Pada tulisan sebelum ini, saya sudah berusaha memetakan posisi seorang pembaca pada dunia literasi dilihat dari sudut pandang industri dan sudut pandang ekosistem non-industri. Di tulisan tersebut saya juga sempat menyatakan bahwa Book Influencers adalah termasuk pembaca, di mana mereka adalah jenis pembaca yang berorientasi output.

Bahasan kali ini akan sedikit lebih fokus untuk melihat posisi Book Influencer di ekosistem literasi di Indonesia saat ini untuk memproyeksikan kondisi dan peluang di beberapa tahun ke depan. Karena pada tulisan sebelumnya saya sudah memaparkan peran Book Influencer sebagai salah satu penggaung gema buku dengan cara mendiskusikannya, maka terlebih dahulu saya akan melihat status quo festival-festival literasi di Indonesia saat ini sebagai perwakilan forum atau wadah berdiskusi.

Status Quo

Indonesia adalah negara yang memiliki banyak sekali acara festival literasi dari mulai tingkat regional hingga internasional. Setelah melakukan riset ringan dengan memantau akun sosial media dan situs resmi beberapa festival literasi ternama di Indonesia, saya melihat ada kesamaan di antara festival-festival literasi tersebut dan hal itu cukup mengganggu pikiran saya: ketiadaan, atau minimnya, pembaca yang diikutsertakan dalam rangkaian acara selain sebagai penonton (audience) atau peserta festival. Bahkan yang menggunakan kata ‘readers’ sekalipun seperti Ubud Writers and Readers Festival dan Bandung Readers Festival. Festival lainnya yang saya amati adalah Litbeat, Patjarmerah, Indonesia International Book Festival, Makassar International Writers Festival, dan Festival Pembaca Indonesia.

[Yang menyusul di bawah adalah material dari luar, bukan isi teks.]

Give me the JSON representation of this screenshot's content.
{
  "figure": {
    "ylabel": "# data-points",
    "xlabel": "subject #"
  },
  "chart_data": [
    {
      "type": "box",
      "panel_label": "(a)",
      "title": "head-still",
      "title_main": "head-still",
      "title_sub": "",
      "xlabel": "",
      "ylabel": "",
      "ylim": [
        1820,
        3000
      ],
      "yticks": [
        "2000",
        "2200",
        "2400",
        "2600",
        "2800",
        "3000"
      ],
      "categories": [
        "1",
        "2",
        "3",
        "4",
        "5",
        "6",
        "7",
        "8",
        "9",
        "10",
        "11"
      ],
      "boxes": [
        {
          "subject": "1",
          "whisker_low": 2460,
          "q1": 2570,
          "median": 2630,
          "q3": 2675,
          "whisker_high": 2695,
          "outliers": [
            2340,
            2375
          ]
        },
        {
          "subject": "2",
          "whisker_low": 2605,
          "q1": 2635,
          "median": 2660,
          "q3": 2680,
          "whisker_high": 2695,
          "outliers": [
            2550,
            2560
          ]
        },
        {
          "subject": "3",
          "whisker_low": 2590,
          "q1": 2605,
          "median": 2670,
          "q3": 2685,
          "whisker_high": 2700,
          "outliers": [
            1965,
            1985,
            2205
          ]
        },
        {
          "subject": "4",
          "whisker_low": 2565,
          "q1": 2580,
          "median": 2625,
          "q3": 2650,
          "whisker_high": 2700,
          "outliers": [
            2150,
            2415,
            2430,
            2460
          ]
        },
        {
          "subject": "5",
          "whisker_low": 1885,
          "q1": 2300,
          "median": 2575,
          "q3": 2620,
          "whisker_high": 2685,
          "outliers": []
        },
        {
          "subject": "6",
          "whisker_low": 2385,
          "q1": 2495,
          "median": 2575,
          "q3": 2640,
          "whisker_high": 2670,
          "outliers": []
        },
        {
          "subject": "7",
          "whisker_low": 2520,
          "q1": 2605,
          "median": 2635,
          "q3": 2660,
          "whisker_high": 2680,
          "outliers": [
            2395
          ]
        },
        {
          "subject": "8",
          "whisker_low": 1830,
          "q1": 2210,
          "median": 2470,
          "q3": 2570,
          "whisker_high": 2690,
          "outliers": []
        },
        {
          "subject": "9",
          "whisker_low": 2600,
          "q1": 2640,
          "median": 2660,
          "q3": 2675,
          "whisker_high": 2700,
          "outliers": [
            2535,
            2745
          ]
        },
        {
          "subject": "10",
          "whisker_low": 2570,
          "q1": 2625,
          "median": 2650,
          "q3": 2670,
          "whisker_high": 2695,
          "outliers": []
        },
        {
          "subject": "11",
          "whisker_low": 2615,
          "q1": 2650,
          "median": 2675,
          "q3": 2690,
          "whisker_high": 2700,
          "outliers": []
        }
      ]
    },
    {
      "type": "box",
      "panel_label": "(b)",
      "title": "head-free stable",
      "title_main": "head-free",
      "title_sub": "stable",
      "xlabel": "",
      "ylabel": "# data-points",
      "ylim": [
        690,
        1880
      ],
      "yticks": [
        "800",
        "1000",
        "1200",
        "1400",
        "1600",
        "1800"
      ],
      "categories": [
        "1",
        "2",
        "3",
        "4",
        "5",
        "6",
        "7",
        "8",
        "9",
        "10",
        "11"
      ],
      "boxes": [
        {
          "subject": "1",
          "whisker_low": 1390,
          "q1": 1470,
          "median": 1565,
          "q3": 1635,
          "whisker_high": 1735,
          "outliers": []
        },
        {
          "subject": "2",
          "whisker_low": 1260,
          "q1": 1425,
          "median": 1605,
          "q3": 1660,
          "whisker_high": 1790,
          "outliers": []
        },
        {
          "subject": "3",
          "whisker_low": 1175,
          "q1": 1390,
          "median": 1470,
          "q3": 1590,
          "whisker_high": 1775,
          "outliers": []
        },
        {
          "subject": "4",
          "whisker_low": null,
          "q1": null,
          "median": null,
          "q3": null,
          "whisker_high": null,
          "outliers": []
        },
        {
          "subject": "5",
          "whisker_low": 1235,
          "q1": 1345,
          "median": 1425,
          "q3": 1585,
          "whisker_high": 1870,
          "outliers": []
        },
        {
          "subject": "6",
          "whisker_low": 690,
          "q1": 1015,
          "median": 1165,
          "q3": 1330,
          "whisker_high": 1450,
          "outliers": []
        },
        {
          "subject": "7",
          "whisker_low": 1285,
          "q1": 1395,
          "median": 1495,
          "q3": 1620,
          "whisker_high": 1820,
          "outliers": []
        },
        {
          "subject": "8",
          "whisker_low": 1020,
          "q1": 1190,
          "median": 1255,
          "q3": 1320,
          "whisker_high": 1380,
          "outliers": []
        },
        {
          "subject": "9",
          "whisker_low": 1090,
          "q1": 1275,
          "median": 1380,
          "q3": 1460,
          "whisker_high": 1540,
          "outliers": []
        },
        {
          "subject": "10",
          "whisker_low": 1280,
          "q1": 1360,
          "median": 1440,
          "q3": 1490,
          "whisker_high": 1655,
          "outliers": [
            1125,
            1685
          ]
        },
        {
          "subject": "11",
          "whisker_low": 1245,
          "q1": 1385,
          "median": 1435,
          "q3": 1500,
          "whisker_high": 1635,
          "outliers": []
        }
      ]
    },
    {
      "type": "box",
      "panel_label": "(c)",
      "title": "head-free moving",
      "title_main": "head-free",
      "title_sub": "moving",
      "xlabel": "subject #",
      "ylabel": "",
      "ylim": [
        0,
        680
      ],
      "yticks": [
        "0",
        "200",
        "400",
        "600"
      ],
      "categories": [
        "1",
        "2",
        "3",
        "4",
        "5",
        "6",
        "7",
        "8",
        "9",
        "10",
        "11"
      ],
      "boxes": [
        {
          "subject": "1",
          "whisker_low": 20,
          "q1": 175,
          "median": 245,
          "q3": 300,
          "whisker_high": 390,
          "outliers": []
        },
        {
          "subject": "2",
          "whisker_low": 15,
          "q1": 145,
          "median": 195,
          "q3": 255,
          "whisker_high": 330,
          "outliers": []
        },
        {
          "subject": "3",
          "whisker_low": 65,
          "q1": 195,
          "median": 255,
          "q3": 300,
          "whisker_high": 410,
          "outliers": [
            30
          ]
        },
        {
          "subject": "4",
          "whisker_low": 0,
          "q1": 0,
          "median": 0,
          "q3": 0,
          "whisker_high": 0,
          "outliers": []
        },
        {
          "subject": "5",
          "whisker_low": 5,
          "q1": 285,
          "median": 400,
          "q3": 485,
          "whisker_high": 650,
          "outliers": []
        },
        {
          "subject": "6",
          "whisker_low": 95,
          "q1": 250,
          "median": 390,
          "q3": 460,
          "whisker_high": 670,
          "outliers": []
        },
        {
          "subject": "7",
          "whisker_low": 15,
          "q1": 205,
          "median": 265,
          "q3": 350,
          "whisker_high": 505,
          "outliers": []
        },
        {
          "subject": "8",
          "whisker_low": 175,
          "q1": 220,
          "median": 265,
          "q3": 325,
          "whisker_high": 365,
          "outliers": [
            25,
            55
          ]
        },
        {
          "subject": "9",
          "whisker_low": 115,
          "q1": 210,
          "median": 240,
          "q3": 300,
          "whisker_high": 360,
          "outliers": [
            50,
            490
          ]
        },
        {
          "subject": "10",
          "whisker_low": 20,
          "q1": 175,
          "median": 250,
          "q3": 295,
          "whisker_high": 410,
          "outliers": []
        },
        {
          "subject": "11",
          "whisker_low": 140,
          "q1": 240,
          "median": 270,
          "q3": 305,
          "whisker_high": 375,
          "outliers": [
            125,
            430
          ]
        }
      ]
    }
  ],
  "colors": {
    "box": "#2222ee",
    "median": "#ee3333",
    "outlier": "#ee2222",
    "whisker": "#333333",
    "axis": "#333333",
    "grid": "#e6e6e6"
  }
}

Festival Patjarmerah di Malang tahun 2019 via lontar.id

Dalam sebuah diskusi dengan tema The Young and The Bold pada tanggal 13 November yang merupakan rangkaian acara JakTent 2020, Sabda Armandio sempat menyatakan bahwa ia sangat mendukung festival-festival yang inklusif yang menyertakan pembaca dalam rangkaian acaranya, tidak hanya penulis. Pada diskusi itu Dio berkata, “kapan lagi merayakan pembaca, selama ini yang dirayakan penulis mulu.”

Saya sangat sepakat dengan apa yang disampaikan oleh Dio. Selain kutipan tersebut, saya juga sepakat dengan Dio yang secara implisit menyatakan bahwa festival-festival yang tidak menyertakan pembaca secara aktif dalam rangkaian acaranya adalah festival yang bersifat eksklusif — atau kata sahabat saya, elitis. Namun, menurut pengamatan saya, yang mulai aktif menjadi Book Influencer di dunia literasi Indonesia sejak 2017, belum ada festival literasi — yang diselenggarakan bukan oleh sesama pembaca — yang benar-benar bersifat inklusif.

Festival-festival literasi yang saya sebutkan memang tidak sepenuhnya meniadakan pembaca dalam rangkaian acaranya. Berikut ini daftar pendek — sangat pendek — sesi festival literasi yang menyertakan pembaca selama dua tahun ini (2019–2020).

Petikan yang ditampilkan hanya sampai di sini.